La marcha del silencio del 7 de febrero de 1948, en Bogotá, ha sido el acto más simbólico que se haya realizado en nuestro país.
Colombia padecía de una cruda realidad de muertes en los campos y, Jorge Eliecer Gaitán, con el propósito de contener la violencia y recrear un clima de paz, lideró la gran movilización nacional donde los colombianos expresaron su dolor marchando en silencio total y portando banderas enlutadas.
El líder liberal quiso que sólo fuese un acto único en la capital de la república por temor a que, en las réplicas de otras ciudades, el sectarismo político y los enemigos de la paz provocasen disturbios y matanzas.
Desgraciadamente eso fue inevitable en Manizales y en Pereira. Vemos que los hechos de violencia de entonces y los actuales, se parecen.
En lo único que difieren es que la violencia anterior era producto de los sectarismos políticos promovidos por los jefes conservadores y los liberales.
Era la vieja disputa entre quienes se aferraban al poder para conservar los privilegios emanados de la propiedad y los que proponiendo reivindicaciones a clases populares querían adelantar reformas sociales para sacar al país del estancamiento y modernizar la economía.
Ahora, setenta y tres años después se proponen marchas del silencio con propósitos de reconciliación, dicen los organizadores.
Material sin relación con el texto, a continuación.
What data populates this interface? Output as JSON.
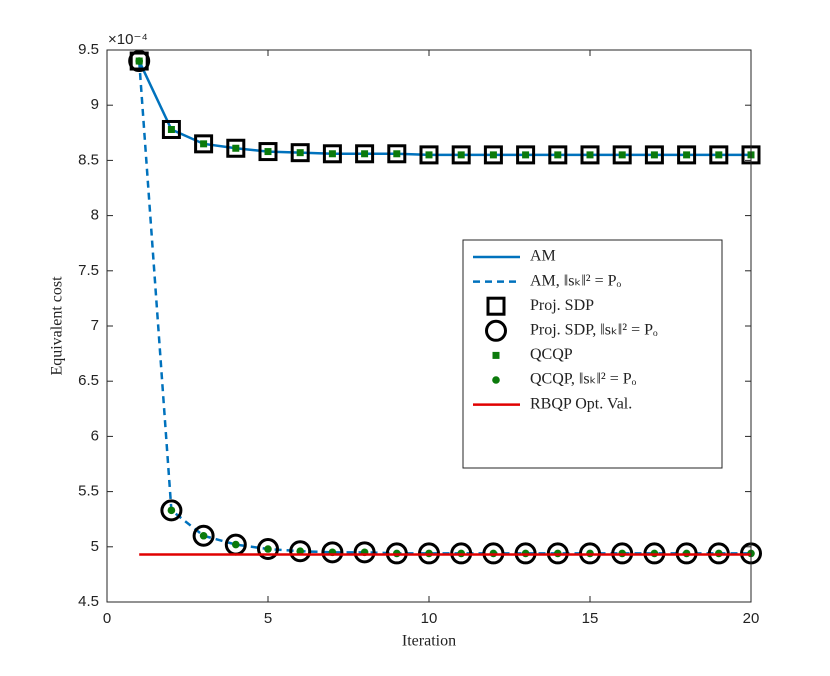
{
  "chart_data": {
    "type": "line",
    "xlabel": "Iteration",
    "ylabel": "Equivalent cost",
    "y_multiplier": "×10⁻⁴",
    "x": [
      1,
      2,
      3,
      4,
      5,
      6,
      7,
      8,
      9,
      10,
      11,
      12,
      13,
      14,
      15,
      16,
      17,
      18,
      19,
      20
    ],
    "xlim": [
      0,
      20
    ],
    "xticks": [
      0,
      5,
      10,
      15,
      20
    ],
    "ylim": [
      4.5,
      9.5
    ],
    "yticks": [
      4.5,
      5,
      5.5,
      6,
      6.5,
      7,
      7.5,
      8,
      8.5,
      9,
      9.5
    ],
    "series": [
      {
        "name": "AM",
        "color": "#0072bd",
        "style": "line",
        "values": [
          9.4,
          8.78,
          8.65,
          8.61,
          8.58,
          8.57,
          8.56,
          8.56,
          8.56,
          8.55,
          8.55,
          8.55,
          8.55,
          8.55,
          8.55,
          8.55,
          8.55,
          8.55,
          8.55,
          8.55
        ]
      },
      {
        "name": "AM, ‖sₖ‖² = Pₒ",
        "color": "#0072bd",
        "style": "dashed",
        "values": [
          9.4,
          5.33,
          5.1,
          5.02,
          4.98,
          4.96,
          4.95,
          4.95,
          4.94,
          4.94,
          4.94,
          4.94,
          4.94,
          4.94,
          4.94,
          4.94,
          4.94,
          4.94,
          4.94,
          4.94
        ]
      },
      {
        "name": "Proj. SDP",
        "color": "#000000",
        "style": "square",
        "values": [
          9.4,
          8.78,
          8.65,
          8.61,
          8.58,
          8.57,
          8.56,
          8.56,
          8.56,
          8.55,
          8.55,
          8.55,
          8.55,
          8.55,
          8.55,
          8.55,
          8.55,
          8.55,
          8.55,
          8.55
        ]
      },
      {
        "name": "Proj. SDP, ‖sₖ‖² = Pₒ",
        "color": "#000000",
        "style": "circle",
        "values": [
          9.4,
          5.33,
          5.1,
          5.02,
          4.98,
          4.96,
          4.95,
          4.95,
          4.94,
          4.94,
          4.94,
          4.94,
          4.94,
          4.94,
          4.94,
          4.94,
          4.94,
          4.94,
          4.94,
          4.94
        ]
      },
      {
        "name": "QCQP",
        "color": "#0b7a0b",
        "style": "small-square",
        "values": [
          9.4,
          8.78,
          8.65,
          8.61,
          8.58,
          8.57,
          8.56,
          8.56,
          8.56,
          8.55,
          8.55,
          8.55,
          8.55,
          8.55,
          8.55,
          8.55,
          8.55,
          8.55,
          8.55,
          8.55
        ]
      },
      {
        "name": "QCQP, ‖sₖ‖² = Pₒ",
        "color": "#0b7a0b",
        "style": "dot",
        "values": [
          9.4,
          5.33,
          5.1,
          5.02,
          4.98,
          4.96,
          4.95,
          4.95,
          4.94,
          4.94,
          4.94,
          4.94,
          4.94,
          4.94,
          4.94,
          4.94,
          4.94,
          4.94,
          4.94,
          4.94
        ]
      },
      {
        "name": "RBQP Opt. Val.",
        "color": "#e00000",
        "style": "line",
        "x": [
          1,
          20
        ],
        "values": [
          4.93,
          4.93
        ]
      }
    ]
  }
}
Las marchas del silencio ya no son lideradas por un caudillo cuyos seguidores configuren un partido hacia la restauración moral de la república.
Gaitán, el promotor de la otrora marcha del silencio, veinte años antes había precipitado el fracaso electoral del partido de Gobierno, tras denunciar en el congreso de la república la masacre de los trabajadores de las bananeras.
Todas las movilizaciones sociales son válidas mientras sean actos sinceros de reconciliación, despojadas de toda estigmatización clasista, porque de lo contrario serán marchas en vano.
Considero que cuando Colombia cunde en violencia es necesaria una gran marcha del silencio programada para atajar la muerte que mancha nuestra patria.
Una marcha donde, emulando a Gaitán, otra voz sincera pronuncie nuevamente su Oración por la Paz, porque su discurso clamoroso seguirá vigente a pesar de los años, mientras no cesen las muertes que vuelve a padecer Colombia.
“Señor Presidente: Bajo el peso de una honda emoción me dirijo a Vuestra Excelencia, interpretando el querer y la voluntad de esta inmensa multitud que esconde su ardiente corazón, lacerado por tanta injusticia, bajo un silencio clamoroso, para pedir que haya paz y piedad para la patria.
En todo el día de hoy, Excelentísimo Señor, la capital de Colombia ha presenciado un espectáculo que no tiene precedentes en la historia.
Gentes que vinieron de todo el país, de todas las latitudes, de los llanos ardientes y de las frías altiplanicies, han llegado a congregarse en esta plaza, cuna de nuestras libertades, para expresar la irrevocable decisión de defender sus derechos” … “Ninguna colectividad en el mundo ha dado una demostración superior a la presente.
Pero si esta manifestación sucede, es porque hay algo grave, y no por triviales razones”. Ese 7 de febrero de 1948, Jorge Eliecer Gaitán no terminó su discurso con el acostumbrado grito de exhortación de, “¡A la carga!”.
Lo terminó con este clamor: “Os decimos finalmente, Excelentísimo Señor: bienaventurados los que entienden que las palabras de concordia y de paz no deben servir para ocultar sentimientos de rencor y exterminio.
Malaventurados los que en el Gobierno ocultan tras la bondad de las palabras la impiedad para los hombres de su pueblo, porque ellos serán señalados con el dedo de la ignominia en las páginas de la historia”.